GoBigEd

Tuesday, May 10, 2005


HOMESCHOOLING AND PRIVATE ED: GOOD FOR “NE” BUT WHAT ABOUT “NE”?

According to a study by the Nevada Policy Research Institute, homeschooling saves that state’s taxpayers between $24.3 million and $34.6 million a year, and private schools save them an additional $101.9 million to $147 million, because those children weren’t enrolled in public schools.

Now, we all know about Nebraska’s budget crunch, and how much worse our state aid to education crunch would be if Nebraska’s homeschoolers and private-schoolers were all enrolled in the publics. It would sure be nice to see what these same figures are for the Cornhusker State. I bet they’d be pretty impressive.

The estimates are from the report, "Homeschooling in Nevada: The Budgetary Impact," by John Wenders, Ph.D. and Andrea Clements, Ph.D., as reported in an article in School Reform News,
www.heartland.org, by Krista Kafer.

The full report is available at
http://www.npri.org/mgraphs/NvHomeschooling.pdf

In 2003, Nevada’s home- and private school students allowed school districts to avoid costs totaling between $126.2 million to $181.7 million -- "amounts far in excess of the 'lost' revenue in state aid," Wenders and Clements wrote.


"The argument that homeschooled children cause school districts to 'lose' money is based on the false premise that children are automatically the property of their local public school," Wenders said. "Children are not, by default, the property of any school, and public schools cannot 'lose' what they do not own. Children are, first and foremost, in the care and keeping of their parents, who then have a right to decide what education is best for them."

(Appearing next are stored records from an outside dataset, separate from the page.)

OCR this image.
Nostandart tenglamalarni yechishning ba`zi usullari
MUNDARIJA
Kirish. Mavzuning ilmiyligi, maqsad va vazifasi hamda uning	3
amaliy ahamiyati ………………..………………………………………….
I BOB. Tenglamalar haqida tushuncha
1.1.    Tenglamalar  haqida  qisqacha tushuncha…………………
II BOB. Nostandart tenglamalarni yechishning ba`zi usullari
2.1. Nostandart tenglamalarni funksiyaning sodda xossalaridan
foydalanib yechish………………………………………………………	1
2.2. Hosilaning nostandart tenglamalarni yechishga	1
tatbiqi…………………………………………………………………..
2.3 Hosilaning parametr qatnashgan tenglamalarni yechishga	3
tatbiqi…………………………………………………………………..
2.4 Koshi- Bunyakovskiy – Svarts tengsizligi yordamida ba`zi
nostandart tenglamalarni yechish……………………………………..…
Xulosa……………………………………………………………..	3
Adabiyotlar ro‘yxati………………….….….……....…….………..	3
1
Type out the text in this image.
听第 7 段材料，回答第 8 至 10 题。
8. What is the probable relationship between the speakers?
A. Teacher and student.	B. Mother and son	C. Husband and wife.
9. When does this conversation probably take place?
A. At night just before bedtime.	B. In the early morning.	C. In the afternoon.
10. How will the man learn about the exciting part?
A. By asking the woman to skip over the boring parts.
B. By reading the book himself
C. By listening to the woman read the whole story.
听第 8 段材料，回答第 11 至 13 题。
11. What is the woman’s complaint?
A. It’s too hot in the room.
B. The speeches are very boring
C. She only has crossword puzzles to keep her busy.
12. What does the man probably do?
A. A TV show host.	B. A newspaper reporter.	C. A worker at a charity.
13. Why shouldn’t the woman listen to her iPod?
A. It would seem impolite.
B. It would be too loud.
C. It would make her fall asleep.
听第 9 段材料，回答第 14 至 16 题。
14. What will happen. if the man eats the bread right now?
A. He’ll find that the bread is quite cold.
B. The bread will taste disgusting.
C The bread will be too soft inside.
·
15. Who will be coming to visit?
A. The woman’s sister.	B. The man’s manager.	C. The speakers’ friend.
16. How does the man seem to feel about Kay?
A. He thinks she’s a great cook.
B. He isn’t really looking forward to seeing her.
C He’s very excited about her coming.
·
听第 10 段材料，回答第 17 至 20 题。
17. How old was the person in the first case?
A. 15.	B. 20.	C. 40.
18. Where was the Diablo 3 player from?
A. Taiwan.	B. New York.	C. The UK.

The bottom line is that home- and private schooling is a 'win-win' arrangement for both taxpayers and individual public school districts," the authors wrote.

Responding to the claim that the study's methodology doesn't address fixed costs that do not decline when students choose nonpublic schooling, the authors state, "their logic is belied by their own figures when student numbers increase. When student numbers increase, costs are said to increase and additional funding is required. When student numbers decrease, however, costs are never said to decrease. Plainly there is a self-serving asymmetry to this argument."

The article reports that, during the 2003-04 school year in Nevada, 4,136 students were schooled at home and another 17,894 received education at private schools.

Nationally, the number of homeschooled students has increased from 15,000 in the 1980s to an estimated 2 million in the current decade. According to Wenders and Clements, homeschoolers now represent from 1.8 percent to 3.7 percent of the U.S. student population.